Run-time Errors – Oberon RTS

Context

It is assumed that the control program and its logic were carefully designed and thoroughly tested. Nonetheless, programs can contain defects. Also, an unsupervised control system often runs in “hostile” environments such as factory floors. Peripheral devices may be connected via cables outside the controller’s housing, for example. Connection issues, or glitches in data transmission, can result in missing or erroneous data, and thus include run-time errors not due to the programmed logic.

Note that simply aborting a faulty program or process, or part thereof, is not an option. The system must attempt to autonomously get the control program and its processes into a stable and predictable state again.

Overview

Run-time errors are detected and handled by two mechanisms:

Traps: traps are run-time checks inserted by the Oberon compiler, hence detected by the running program itself. They are handled by the handler Errors.trap, which is installed at a defined, fixed memory address, and is invoked by a BL instruction, not as an interrupt handler (unlike, say, a Cortex-M processor).
Aborts: aborts are detected and registered by hardware, since they handle error conditions that cannot (or only with a massive overhead) be detected by the running program. They are handled by Errors.reset.

Handled Run-time Errors

Traps

The Oberon compiler inserts the following run-time checks, resulting in traps if violated:

array index of of bounds
type guard failure
array or string copy overflow
access via NIL pointer
illegal procedure call
integer division by zero
assertion violation

Aborts

Watchdog: the watchdog is a hardware device that detects a process that does not yield control in time, or not at all anymore. The watchdog timer requires to be reset from software before it expires.
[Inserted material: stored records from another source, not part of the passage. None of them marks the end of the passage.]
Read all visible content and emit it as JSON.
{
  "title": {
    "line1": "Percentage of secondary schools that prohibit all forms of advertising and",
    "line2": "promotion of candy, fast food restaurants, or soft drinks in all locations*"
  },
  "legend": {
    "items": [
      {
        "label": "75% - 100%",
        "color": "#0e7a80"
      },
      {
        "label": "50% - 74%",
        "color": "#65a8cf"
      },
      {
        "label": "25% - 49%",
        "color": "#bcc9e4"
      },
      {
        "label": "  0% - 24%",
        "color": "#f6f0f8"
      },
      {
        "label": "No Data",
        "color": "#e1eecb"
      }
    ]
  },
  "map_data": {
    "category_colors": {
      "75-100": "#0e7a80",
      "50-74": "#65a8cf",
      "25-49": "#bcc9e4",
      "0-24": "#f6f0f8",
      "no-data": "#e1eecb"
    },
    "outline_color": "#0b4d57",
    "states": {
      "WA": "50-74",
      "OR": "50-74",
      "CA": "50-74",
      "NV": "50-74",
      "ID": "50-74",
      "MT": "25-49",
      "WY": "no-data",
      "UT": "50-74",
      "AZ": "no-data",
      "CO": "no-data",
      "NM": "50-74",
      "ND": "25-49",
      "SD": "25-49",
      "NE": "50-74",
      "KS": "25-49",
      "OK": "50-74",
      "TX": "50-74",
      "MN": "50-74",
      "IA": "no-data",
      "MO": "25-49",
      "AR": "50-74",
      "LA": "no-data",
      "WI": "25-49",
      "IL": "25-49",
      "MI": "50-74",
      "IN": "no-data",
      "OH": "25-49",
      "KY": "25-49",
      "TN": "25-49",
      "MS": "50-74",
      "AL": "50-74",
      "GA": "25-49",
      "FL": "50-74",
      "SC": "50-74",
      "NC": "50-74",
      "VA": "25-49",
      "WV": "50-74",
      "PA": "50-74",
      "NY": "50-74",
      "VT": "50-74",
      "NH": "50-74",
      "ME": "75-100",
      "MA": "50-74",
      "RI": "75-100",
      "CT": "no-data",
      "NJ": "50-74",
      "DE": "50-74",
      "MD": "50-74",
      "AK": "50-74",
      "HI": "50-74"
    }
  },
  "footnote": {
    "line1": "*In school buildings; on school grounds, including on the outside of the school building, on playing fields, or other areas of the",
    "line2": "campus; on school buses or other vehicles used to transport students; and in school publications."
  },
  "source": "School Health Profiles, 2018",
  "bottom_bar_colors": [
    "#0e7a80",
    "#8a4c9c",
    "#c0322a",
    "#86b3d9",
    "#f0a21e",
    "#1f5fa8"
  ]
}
The watchdog timer is reset by the scheduler before each execution of a process. It can be disabled by a process. For example, commands are executed with the watchdog disabled.
Stack Overflow: the stack overflow monitor is a hardware device that detects when the stack pointer reaches into the so called hot zone of the stack memory area, or even outside this area.
Not Alive Process: using the timeout functionality (see module Processes), a process can detect if it is “not alive”, ie. not being activated by the scheduler within a defined time period. The process can then attempt to handle the situation. For example, a hardware device just needs to be queried again. As ultimate measure an abort can be triggered.
Kill/abort Push Button: the manual kill/abort push button triggers an abort.

Note: the abort button of the stock Embedded Project Oberon system, which hardware-resets the system, but does not reload the system software, has been replaced by the above kill/abort button, plus a reset button that hardware-resets the system, and always reloads the system software.

Handlers

Trap Handler

When encountering a trap, the trap handler Errors.trap is called. This handler registers the error number and error code address in the system control and status registers (SCS), and resets the system. The bootloader not load restart the system, but immediately branch to Errors.reset, similar to the abort handler in Embedded Project Oberon.

Abort Handler

When an abort error is detected by the hardware, it registers the error number and error code address in the system control and status registers (SCS), and resets the system. Thereafter, the procedure is the same as for traps.

Error Handler

The error handler Errors.error implements the error recovery. It does not return: either the system is reset or restarted, or the scheduling is reset and starts to execute the processes depending on the recovery conditions and procedure.

Error in Error Handling

If a trap or abort occurs during error handling, a system fault is logged, and the system is restarted.

Should any of the error handlers return, a system fault is logged, and the system is restarted.

Policy and Concepts vs. Mechanisms

Separation of Concerns

The policy, concepts, and implementation for handling of all run-time errors is contained in module Errors. Module Processes, which encompasses the definitions and implementation for the coroutine-based processes, provides the required mechanisms.

Process Recover, Reset, Remove

Processes can individually be reset or removed.

Reset: the coroutine is reset and will start executing its code from the beginning when scheduled. All hardware-based timers for that process are disabled. The process can use its initialisation code to restore a specific state as needed, and restart from there, to implement a recovery in lieu of a full reset.
Remove: the process is removed from the list, and thus not scheduled again.

Error Recovery Approach

TBD. See the GitHub repo for the currently implemented approach, mainly module Errors.

Logging

Run-time errors and any corrective measures are logged, using the FPGA-based logger. Logging into the FPGA is fast, and the log entries survive a system reset. By default, no error messages are printed to the console, as this would be too time consuming. The log entries can be displayed using a separate module and command.